Privacy advocates, many of whom have been criticizing Silicon Valley’s data collection practices for years, are skeptical that the changes will have any real effect.
“It doesn't look to me like they're sincere about that at all,” said John Simpson of Consumer Watchdog. “I'm not particularly impressed yet about their so-called commitment to privacy.”
Facebook said that it would restrict third-party apps’ data collection and announced that it would be severing ties with data brokers, which have helped advertisers link Facebook data with consumer information from other sources.
Some watchdogs see the moves as promising first steps, but insist they fall short of alleviating their concerns about the way Facebook operates.
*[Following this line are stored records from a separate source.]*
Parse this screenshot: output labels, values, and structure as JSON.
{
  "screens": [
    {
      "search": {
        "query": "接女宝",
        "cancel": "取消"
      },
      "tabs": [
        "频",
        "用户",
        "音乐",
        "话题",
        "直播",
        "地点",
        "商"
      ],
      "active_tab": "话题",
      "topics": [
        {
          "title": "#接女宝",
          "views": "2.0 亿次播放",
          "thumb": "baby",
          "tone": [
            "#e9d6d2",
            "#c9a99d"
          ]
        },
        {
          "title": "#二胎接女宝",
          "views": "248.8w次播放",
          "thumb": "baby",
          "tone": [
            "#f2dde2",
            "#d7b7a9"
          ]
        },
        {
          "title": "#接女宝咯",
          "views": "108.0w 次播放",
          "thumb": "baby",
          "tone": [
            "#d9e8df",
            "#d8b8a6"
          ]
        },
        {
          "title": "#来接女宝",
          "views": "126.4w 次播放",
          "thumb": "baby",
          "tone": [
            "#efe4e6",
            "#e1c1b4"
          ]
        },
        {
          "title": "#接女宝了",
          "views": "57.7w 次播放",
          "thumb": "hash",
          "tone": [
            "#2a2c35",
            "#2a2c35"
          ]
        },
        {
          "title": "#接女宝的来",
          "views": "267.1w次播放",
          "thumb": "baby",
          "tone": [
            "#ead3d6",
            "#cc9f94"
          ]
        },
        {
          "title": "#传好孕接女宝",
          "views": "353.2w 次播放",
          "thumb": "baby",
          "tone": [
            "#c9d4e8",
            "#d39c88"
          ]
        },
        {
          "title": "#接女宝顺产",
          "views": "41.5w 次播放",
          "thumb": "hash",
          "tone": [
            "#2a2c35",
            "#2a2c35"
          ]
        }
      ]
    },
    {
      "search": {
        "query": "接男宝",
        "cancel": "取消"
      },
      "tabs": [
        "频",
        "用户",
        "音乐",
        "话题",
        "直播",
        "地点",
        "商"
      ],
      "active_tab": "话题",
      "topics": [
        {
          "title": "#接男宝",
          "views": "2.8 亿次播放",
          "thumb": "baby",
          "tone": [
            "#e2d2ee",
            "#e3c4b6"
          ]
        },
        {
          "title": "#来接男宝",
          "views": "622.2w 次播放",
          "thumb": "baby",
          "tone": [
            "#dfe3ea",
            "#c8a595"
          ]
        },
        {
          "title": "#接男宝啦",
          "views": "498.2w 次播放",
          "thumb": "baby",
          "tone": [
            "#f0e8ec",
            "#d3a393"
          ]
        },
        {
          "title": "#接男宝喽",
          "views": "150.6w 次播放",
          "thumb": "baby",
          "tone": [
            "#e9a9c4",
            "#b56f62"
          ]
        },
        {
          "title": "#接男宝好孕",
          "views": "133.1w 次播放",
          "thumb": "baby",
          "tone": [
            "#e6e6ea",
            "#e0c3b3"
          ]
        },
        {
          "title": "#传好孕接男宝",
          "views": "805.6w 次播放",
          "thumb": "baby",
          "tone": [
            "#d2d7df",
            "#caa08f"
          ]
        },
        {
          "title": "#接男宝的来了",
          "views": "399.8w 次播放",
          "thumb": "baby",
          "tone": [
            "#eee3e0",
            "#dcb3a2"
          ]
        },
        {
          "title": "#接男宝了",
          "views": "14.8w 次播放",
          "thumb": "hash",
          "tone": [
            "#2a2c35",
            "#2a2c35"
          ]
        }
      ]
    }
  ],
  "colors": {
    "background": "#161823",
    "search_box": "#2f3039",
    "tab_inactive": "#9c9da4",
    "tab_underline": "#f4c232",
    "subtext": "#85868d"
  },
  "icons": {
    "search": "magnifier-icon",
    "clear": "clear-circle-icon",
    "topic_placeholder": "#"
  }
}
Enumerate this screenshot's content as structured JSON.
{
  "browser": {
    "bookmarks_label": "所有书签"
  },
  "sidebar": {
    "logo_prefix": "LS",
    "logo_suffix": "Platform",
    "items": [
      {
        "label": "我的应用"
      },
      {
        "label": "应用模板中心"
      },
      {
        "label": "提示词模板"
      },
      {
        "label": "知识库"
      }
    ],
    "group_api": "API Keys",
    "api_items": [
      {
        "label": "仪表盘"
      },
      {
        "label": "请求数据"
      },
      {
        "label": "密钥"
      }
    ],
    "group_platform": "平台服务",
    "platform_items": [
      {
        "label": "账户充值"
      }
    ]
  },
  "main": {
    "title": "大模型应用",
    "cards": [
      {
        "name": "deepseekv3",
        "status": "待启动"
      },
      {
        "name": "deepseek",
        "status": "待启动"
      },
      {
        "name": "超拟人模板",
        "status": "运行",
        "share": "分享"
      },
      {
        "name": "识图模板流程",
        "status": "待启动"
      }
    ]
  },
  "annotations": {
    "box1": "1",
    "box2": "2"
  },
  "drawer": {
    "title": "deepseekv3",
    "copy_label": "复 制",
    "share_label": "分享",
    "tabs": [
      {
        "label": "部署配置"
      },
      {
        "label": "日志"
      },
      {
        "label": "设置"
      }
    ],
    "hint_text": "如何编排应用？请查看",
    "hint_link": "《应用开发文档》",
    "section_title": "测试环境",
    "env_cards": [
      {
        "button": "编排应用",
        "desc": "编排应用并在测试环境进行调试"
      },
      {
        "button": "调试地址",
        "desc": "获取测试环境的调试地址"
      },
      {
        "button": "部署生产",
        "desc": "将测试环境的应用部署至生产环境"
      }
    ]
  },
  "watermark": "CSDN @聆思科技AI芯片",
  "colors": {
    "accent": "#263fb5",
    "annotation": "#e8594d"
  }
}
Some of the reforms appear to be in preparation for the EU’s General Data Protection Regulation (GDPR), a law going into effect next month that will require websites to offer users greater control over their own data and be more upfront about how they collect and use personal information.
Critics say that Facebook has been using the changes for GDPR as a way to deflect concerns that bubbled up following the Cambridge Analytica scandal. And many who support the GDPR worry that Facebook is only doing the bare minimum required by the law.
It doesn’t help that media reports appear to show Facebook is waffling on its commitment to extend new privacy protections required under the European law to users around the world. Reuters reported this week that Facebook is tweaking its user agreements so that effectively only Europeans will be using a service governed by GDPR.
“It's a disgrace that Facebook has not confronted the challenge of GDPR to change its overall business model,” said Jeff Chester, the executive director of the Center for Digital Democracy. “What we're getting from Facebook are just more controls for people to opt out instead of a reduction in the collection and use of our data.”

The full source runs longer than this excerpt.